One day, while El is studying with Orion in the library, students in the reading room are attacked by several mals at once, and Orion rushes to save them. El follows more cautiously and spots a maw-mouth leaving the library, heading towards the freshman dorms. A maw-mouth is an unusually dangerous mal which does not kill its victims, but keeps them alive and eternally suffering inside itself - a fate which El has particular reason to fear, since her father was eaten by one at graduation. Moreover, they are virtually impossible to destroy, even with an entire circle of wizards, but El suspects that her extraordinary aptitude for destruction might make her capable of it individually. Although killing the mals in the reading room would give her the opportunity to show off her talents and prove that she would be an asset to an enclave, El chooses to destroy the maw-mouth and save the freshmen, despite the danger and the lack of witnesses. She realizes that she is disgusted by the system of privilege that enclavers enjoy at the expense of independent wizards' lives, and will not join an enclave after graduation. As such, it is safer for her to conceal her powers lest she be seen as a threat. She tells only Aadhya and Liu, and the three of them form a graduation alliance for the following year.
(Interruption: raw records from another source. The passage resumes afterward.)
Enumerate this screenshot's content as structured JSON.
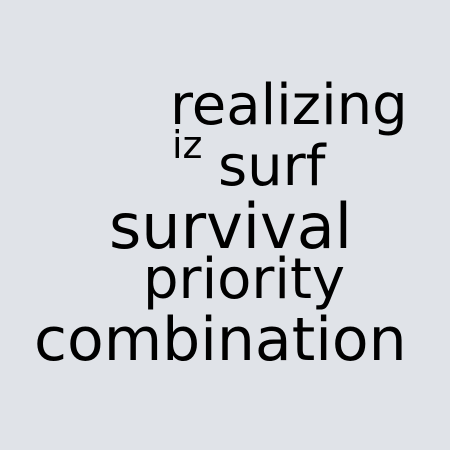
{
  "words": [
    "realizing",
    "iz",
    "surf",
    "survival",
    "priority",
    "combination"
  ],
  "colors": {
    "background": "#e0e3e8",
    "text": "#000000"
  }
}
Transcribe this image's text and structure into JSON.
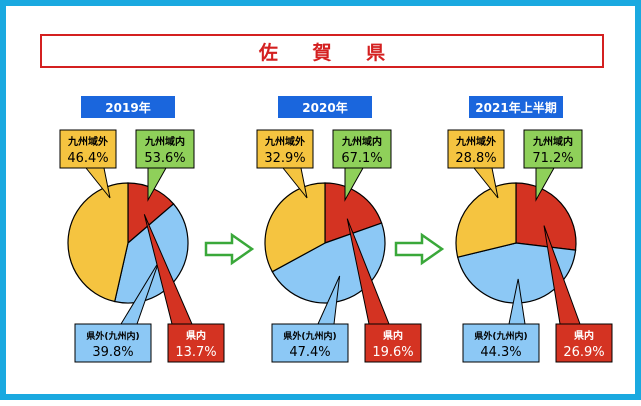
{
  "title": "佐 賀 県",
  "colors": {
    "frame": "#1aa9e0",
    "title": "#d42020",
    "year_badge": "#1a66dd",
    "arrow": "#3aa83a",
    "kyushu_outside": "#f5c440",
    "kyushu_inside": "#8fd05a",
    "in_prefecture": "#d43322",
    "out_prefecture_kyushu": "#8cc8f5"
  },
  "chart_data": [
    {
      "type": "pie",
      "title": "2019年",
      "slices": [
        {
          "label": "県内",
          "value": 13.7,
          "display": "13.7%"
        },
        {
          "label": "県外(九州内)",
          "value": 39.8,
          "display": "39.8%"
        },
        {
          "label": "九州域外",
          "value": 46.4,
          "display": "46.4%"
        }
      ],
      "summary": {
        "label": "九州域内",
        "value": 53.6,
        "display": "53.6%"
      }
    },
    {
      "type": "pie",
      "title": "2020年",
      "slices": [
        {
          "label": "県内",
          "value": 19.6,
          "display": "19.6%"
        },
        {
          "label": "県外(九州内)",
          "value": 47.4,
          "display": "47.4%"
        },
        {
          "label": "九州域外",
          "value": 32.9,
          "display": "32.9%"
        }
      ],
      "summary": {
        "label": "九州域内",
        "value": 67.1,
        "display": "67.1%"
      }
    },
    {
      "type": "pie",
      "title": "2021年上半期",
      "slices": [
        {
          "label": "県内",
          "value": 26.9,
          "display": "26.9%"
        },
        {
          "label": "県外(九州内)",
          "value": 44.3,
          "display": "44.3%"
        },
        {
          "label": "九州域外",
          "value": 28.8,
          "display": "28.8%"
        }
      ],
      "summary": {
        "label": "九州域内",
        "value": 71.2,
        "display": "71.2%"
      }
    }
  ]
}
In the weeks leading up to graduation, El and her companions begin to find damages to the school, and determine that Orion is the cause. By saving so many students, he has disrupted the mals’ food chain, causing those remaining to be hungrier and more desperate. Accordingly, the senior class believe they will be facing an unusually difficult graduation and threaten to breach the school’s defenses entirely, loosing the maleficaria to feast on the more vulnerable younger students and allowing the seniors to escape more easily. El and her friends instead propose that on graduation day, a team of artificer students should repair the long-defunct machinery installed to cleanse the hall every year, an endeavour previously believed too dangerous to be worth attempting. El and Orion descend with the team and fight off the attacking mals, allowing the artificers to work. Once the senior students say the machinery is repaired, they run for the gates and El and Orion return to the school, with no way of knowing whether the plan worked.

That afternoon during induction, an incoming freshman brings El a note from her mother, telling her that she must stay away from Orion.

== Reception ==
John Young of the Pittsburgh Post-Gazette acclaimed the "clear, nuanced and believable world" and the way that the story "blends some real-world situations with life in the Scholomance." Writing for Locus, Adrienne Martini says, "Novik's light touch, dark whimsy, and sense of humor make it hard to put down." Publishers Weekly called it a "must-read for fantasy fans."

Kirkus Reviews responded less positively, saying the book "falls short of its potential" and that "El's bad attitude and her incessant info-dumping make Novik's protagonist hard to like".

A Deadly Education was a 2021 finalist for the Lodestar Award for Best Young Adult Book. (Note: In spite of not being marketed as a young adult book.) The Scholomance trilogy has been optioned by Universal Pictures for a film adaptation.

== Diversity-related criticism ==
Mahvesh Murad of Tor.com called the novel's diversity "forced," saying "For many POC readers (particularly desi readers, myself included), there will be some discomfort at reading about El’s familial background, and why she isn’t in touch with her father’s family."

A passage in the novel where the main character describes dreadlocks as being susceptible to infestation by bug-like magical creatures was criticized as perpetrating negative stereotypes about Black hair. The Mary Sue said that "to see a fantasy novel that describes a Black hair style in such a callous...manner is very disappointing and certainly does not speak to the...representation that deserves to be seen." Novik issued a public apology promising to cut the "dreadlocks" passage from future editions.

Further diversity-related issues were raised concerning the book, while others defended Novik, for example calling it "unfair to say that El’s lack of connection to her Indian relations is a sign of Novik’s laziness and unwillingness to portray an authentically Asian character".